The football fandom in Turkey is closely related with the capitalist modernization process of the country, in which new forms of belongings were needed. After the introduction of football by westernized ethnic minorities in the last decades of the Ottoman Empire, the foundation of Muslim Turks’s clubs was a parallel act coming through the elites of the empire. Among the big three football clubs in Turkey, BJK was the first football club that was formed by the Turkish-Muslims in 1903. Galatasaray Spor Kulubu (Galatasaray Sports Club,GS) was founded in 1905, by Ali Sami Yen and other students of the Lycée de Galatasaray. The school also called as Sultan’s School (Mektep-i Sultani), and palace elites had been educated there since 1868. Fenerbahce Spor Kulubu (Fenerbahçe Sports Club, FB) was the third and the most lately founded football club in 1907 by the group of people from Kadıköy- a district in Anatolian side of İstanbul- with the students from St. Joseph High School. From the beginning of 1900s, during the legitimization of the football as a modern cultural practice, the football fandom diffused deeply into the metropolitan lifestyle at first in Istanbul, Izmir and Ankara.
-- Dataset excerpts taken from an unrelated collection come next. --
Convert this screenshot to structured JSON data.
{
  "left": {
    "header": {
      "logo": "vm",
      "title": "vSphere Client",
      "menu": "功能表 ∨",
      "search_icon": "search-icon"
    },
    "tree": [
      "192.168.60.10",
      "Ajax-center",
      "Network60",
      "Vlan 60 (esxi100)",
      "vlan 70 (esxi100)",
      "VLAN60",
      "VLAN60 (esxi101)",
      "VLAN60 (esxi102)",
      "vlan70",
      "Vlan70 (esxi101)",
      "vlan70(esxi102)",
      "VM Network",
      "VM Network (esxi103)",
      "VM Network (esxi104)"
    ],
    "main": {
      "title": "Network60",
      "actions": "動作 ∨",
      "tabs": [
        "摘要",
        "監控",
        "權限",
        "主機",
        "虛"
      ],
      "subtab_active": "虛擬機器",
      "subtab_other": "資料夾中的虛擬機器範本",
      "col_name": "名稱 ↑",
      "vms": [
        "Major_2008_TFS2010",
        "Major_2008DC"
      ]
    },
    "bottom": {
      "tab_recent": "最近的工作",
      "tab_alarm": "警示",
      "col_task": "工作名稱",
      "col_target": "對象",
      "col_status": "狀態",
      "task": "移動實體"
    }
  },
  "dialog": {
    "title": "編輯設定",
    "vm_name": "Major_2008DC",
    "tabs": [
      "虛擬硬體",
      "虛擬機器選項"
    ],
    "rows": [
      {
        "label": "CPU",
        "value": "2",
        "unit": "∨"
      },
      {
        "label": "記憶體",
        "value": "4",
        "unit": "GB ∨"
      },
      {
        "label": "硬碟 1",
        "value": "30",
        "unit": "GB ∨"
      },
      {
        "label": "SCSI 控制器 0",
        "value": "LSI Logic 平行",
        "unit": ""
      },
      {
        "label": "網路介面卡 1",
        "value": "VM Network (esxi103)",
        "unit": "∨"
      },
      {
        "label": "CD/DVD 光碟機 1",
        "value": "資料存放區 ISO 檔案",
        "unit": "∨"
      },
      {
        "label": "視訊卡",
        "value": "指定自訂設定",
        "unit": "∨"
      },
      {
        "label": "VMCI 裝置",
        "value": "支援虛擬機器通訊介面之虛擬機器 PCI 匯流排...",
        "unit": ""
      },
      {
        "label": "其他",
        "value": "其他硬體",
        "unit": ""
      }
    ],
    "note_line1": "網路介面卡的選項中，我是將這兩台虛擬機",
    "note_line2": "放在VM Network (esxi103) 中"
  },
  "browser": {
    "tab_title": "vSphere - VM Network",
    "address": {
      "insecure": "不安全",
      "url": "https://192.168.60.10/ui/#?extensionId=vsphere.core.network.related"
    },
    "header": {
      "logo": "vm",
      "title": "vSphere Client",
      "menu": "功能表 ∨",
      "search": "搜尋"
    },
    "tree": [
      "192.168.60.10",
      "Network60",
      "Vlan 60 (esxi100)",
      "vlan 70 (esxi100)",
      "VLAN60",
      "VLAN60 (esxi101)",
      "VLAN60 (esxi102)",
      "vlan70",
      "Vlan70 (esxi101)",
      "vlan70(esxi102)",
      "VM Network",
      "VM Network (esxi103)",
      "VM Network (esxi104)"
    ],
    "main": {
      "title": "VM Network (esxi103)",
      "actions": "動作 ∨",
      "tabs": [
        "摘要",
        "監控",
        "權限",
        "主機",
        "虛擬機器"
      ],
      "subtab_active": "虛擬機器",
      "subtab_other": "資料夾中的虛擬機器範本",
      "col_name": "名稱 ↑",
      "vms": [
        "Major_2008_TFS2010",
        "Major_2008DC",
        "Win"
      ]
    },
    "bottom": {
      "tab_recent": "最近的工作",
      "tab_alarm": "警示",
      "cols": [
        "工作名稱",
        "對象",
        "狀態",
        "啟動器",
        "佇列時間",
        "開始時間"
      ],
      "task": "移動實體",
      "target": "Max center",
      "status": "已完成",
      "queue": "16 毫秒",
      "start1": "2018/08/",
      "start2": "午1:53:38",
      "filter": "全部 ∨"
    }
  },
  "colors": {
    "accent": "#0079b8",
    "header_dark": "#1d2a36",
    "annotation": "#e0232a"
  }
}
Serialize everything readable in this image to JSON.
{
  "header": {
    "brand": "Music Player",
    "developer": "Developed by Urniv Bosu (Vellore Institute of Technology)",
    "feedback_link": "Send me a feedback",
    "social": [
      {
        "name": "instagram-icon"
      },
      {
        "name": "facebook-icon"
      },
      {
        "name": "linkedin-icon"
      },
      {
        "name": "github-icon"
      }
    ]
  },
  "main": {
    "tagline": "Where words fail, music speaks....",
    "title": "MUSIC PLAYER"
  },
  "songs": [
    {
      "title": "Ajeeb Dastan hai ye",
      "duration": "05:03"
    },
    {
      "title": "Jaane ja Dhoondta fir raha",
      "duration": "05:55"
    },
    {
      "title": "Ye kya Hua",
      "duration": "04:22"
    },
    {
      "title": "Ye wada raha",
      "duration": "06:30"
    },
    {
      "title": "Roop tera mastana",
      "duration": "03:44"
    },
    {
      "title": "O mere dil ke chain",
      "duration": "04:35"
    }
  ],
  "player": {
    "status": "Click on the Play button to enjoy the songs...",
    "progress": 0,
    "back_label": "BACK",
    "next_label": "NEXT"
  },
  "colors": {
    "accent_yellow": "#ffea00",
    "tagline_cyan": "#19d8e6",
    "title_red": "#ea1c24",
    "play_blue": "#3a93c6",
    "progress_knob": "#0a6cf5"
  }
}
And today, football fandom is a shared cultural practice among the different social classes (Emrence, 2010). And football has vast impact on fans’ daily life. One of the major practices of the football fans is following their teams in media throughout the season of the Premier League. An Istanbul derby between the GS, FB, and BJK constitutes the major topic of their daily talks. There is a huge volume of sports programming in Turkish television channels. In addition to football-specific channels, every publicly broadcasting television channel has football shows, in which former referees, journalists, and former football players discuss for hours every detail of each game with other specific information about football teams including their transfers, administrations, coaching, etc. These discussions on various media forge forum topics as well.

Key Terms in this Chapter

Ali-Sami-Yen.net: It is one of the largest unofficial fan forums in Turkey that was launched by Galatasaray supporters in 1999

Galatasaray: Galatasaray is one of the major Turkish sport clubs which was founded in 1905. Galatasaray became the first Turkish club to lift a European trophy in 2000.

Cyberspace: Cyberspace is the notional environment in which communication over computer networks occurs.

Terrace Culture: Terrace Culture is consisted of football fan behaviours, which are mostly in repetetive forms, such as singing, chanting, clapping, body movements, hand signs and use of smoke bombs, which are crucial performances for the actualization of the community.

Neotribalism: Neotribalism is a sociological concept which postulates that human beings have evolved to live in tribal society, as opposed to mass society

Virtual Community: Virtual Community is a social network of individuals who participate through the various social media tools.